2. Data cleaning

Data cleaning and anonymization is crucial for secure data storage and effective analytics.

2.1 Renaming the column headers to standard variable names

To work with several datasets, it is important to rename all variable names into the same, standard variables. Ideally, standard variable names are used in the ODK tools so that the recorded data can easily be analyzed. If during data collection it was decided to change variable names - or older surveys are added - then this section provides support for renaming variable names.

Variable naming for LCAS is done through a dictionary where any surveys variables can be mapped to the standard variable names. This helps to save time and simplify the process.

We provide a standard variable name dictionary. To add you own survey, just add an additional column that contains the variable names of the survey that you want to add in the rows of the corresponding standard variable name.

You can find the function for renaming survey datasets into standard LCAS variable names in the rename_lcas.R file.

#load dictionary
f1 <- "dictionary.csv"
dict <- read.csv(f1)

#load survey data
df <- read.csv(lcas_raw.csv)
df <- rename_lcas(dict, df)

#write the data with standard variable names
write.csv(df,"outputs/lcas_renamed.csv")

2.2 Adding secondary data (e.g. climate,soil) requiring specific geo-locations

For many analyses it is useful to add secondary data including socio-economic and bio-physical variables such as climate, population density, distance to markets and many more. Since this requires precise GPS locations, it is best to run this script before anonymizing the data. But since many variable do not vary in space across small distances such as the anonomyzing offset, it may also be run afterwards.

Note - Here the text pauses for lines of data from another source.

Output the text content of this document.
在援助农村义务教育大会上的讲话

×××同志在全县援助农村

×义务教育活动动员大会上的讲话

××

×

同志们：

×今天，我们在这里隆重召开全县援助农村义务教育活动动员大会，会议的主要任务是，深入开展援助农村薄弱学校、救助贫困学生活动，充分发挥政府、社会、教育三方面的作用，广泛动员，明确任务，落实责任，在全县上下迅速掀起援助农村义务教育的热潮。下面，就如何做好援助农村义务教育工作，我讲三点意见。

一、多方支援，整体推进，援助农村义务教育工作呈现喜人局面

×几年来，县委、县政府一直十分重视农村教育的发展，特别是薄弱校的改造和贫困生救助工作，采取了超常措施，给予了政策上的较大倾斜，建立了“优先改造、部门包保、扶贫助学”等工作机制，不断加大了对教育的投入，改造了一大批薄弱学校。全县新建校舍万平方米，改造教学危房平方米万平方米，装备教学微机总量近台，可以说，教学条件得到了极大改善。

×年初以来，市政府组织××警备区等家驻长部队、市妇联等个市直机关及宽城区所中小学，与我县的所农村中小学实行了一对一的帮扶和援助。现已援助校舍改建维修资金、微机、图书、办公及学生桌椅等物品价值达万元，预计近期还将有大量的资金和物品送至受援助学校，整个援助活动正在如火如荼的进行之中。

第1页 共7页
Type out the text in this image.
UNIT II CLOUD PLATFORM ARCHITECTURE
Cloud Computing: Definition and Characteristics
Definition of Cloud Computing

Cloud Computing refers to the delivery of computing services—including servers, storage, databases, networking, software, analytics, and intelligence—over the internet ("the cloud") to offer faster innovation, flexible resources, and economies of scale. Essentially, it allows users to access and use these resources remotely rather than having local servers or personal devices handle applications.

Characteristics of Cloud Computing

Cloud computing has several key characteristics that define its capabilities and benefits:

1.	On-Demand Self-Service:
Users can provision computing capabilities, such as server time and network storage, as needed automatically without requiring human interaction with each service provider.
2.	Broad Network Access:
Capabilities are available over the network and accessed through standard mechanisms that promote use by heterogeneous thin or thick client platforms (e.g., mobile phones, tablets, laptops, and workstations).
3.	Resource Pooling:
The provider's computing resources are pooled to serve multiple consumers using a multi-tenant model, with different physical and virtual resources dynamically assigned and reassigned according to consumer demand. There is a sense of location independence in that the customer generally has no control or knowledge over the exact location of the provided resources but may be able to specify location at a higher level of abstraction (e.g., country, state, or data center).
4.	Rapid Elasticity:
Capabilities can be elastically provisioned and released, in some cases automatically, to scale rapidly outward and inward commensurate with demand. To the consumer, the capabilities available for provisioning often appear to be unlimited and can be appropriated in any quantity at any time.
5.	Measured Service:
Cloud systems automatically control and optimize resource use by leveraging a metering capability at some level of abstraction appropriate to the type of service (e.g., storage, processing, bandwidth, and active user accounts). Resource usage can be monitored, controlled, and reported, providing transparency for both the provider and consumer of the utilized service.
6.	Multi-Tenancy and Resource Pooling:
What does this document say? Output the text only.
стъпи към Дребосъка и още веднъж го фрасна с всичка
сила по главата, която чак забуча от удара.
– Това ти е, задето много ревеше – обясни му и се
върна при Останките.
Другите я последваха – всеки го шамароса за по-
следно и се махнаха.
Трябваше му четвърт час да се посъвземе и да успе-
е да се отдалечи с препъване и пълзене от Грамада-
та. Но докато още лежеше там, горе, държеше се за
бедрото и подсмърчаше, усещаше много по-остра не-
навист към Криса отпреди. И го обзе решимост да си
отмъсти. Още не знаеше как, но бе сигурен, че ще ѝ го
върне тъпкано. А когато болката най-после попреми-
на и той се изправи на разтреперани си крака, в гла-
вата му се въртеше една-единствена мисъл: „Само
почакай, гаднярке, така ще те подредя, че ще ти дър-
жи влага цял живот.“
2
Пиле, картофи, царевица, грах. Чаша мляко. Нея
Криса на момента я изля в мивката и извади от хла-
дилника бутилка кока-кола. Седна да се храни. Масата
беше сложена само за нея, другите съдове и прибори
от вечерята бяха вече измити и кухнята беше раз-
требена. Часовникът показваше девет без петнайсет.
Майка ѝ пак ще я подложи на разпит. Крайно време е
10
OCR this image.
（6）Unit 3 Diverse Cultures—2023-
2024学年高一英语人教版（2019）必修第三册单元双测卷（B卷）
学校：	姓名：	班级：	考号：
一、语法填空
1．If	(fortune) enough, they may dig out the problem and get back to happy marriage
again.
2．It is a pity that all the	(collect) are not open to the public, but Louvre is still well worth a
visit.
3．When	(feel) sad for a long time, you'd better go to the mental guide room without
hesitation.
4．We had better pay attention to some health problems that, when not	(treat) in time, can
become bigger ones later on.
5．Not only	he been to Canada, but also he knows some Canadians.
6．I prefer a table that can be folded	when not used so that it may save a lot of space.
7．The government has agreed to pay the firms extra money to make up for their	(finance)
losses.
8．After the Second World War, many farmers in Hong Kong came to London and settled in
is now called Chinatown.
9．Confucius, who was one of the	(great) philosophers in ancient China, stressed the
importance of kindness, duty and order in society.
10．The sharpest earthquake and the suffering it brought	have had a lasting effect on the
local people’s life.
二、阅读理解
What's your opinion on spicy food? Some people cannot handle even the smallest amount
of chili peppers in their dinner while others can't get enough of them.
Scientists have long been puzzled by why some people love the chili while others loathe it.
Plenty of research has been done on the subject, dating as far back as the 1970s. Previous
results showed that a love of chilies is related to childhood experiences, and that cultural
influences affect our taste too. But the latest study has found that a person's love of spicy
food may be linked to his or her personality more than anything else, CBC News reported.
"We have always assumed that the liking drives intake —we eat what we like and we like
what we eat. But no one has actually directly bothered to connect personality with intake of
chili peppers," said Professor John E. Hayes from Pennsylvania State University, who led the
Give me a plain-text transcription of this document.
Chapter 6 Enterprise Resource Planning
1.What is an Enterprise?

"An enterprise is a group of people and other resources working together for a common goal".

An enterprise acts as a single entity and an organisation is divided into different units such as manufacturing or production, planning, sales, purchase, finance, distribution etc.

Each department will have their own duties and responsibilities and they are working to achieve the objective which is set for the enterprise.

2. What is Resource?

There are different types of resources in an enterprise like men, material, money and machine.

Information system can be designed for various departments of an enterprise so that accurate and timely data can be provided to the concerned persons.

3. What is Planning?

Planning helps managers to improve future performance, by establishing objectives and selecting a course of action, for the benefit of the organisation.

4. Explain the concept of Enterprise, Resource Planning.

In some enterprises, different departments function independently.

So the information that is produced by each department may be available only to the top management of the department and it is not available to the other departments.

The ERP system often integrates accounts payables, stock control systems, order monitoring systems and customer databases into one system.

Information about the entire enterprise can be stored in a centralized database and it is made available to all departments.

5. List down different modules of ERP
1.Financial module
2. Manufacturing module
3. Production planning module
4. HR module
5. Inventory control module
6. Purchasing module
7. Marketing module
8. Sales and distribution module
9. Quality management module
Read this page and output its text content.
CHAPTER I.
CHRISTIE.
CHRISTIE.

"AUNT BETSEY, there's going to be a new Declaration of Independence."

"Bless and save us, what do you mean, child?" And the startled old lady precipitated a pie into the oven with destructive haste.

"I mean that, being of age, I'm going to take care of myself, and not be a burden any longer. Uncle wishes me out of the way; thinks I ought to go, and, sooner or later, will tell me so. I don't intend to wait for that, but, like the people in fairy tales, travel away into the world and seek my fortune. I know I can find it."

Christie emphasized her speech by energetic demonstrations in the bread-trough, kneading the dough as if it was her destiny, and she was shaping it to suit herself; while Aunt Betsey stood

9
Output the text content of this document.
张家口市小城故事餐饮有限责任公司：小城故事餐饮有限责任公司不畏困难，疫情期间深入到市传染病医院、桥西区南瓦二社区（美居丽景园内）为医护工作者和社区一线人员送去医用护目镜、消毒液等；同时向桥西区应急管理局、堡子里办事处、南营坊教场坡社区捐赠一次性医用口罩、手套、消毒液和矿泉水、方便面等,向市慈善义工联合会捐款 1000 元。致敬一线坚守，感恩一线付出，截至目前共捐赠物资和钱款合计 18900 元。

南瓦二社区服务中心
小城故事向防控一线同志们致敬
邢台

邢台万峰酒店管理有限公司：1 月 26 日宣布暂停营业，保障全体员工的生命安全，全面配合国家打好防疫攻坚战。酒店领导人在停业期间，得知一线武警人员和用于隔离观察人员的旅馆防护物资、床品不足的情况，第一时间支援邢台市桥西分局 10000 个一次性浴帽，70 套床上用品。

Other existing households surveys routinely do this and several R packages exist to download and add secondary data to vector data. Here we primarily rely on Robert Heijman’s ‘geodata’ package in R as well as the World Bank’s Living Standards Measurement Survey (LSMS). The functions for adding these additional features are described in the R script file add_secondary_lcas.R.

#load LCAS with standard variable names
f <- "outputs/lcas_renamed.csv"
df <- read.csv(f)

#anonymize the data
df <- add_secondary_lcas.R(df)

#write anonymized data to csv.
write.csv(df,"lcas_secondary.csv")

2.3 Anonymization

Raw LCAS data are not safe to share as it endagers the privacy of the respondendts. To anonymize the data we (i)remove the unique ID columns incl. name, father’s name, mobile number, and national ID number and (ii) offset the locations of the GPS datapoints. Offsetting (instead of dropping) the GPS coordinates has the benefit that the data can still be used for spatial analytics, but without identifying specific farmers or fields.

Importantly, the variable names have to be standardized for the functions to work. The R code for anonymizing raw LCAS data can be found in anonymize_lcas.R.

#load LCAS with standard variable names
f <- "outputs/lcas_secondary.csv"
df <- read.csv(f)

#anonymize the data
df <- anonymize_lcas(df)

#write anonymized data to csv.
write.csv(df,"lcas_anonymized.csv")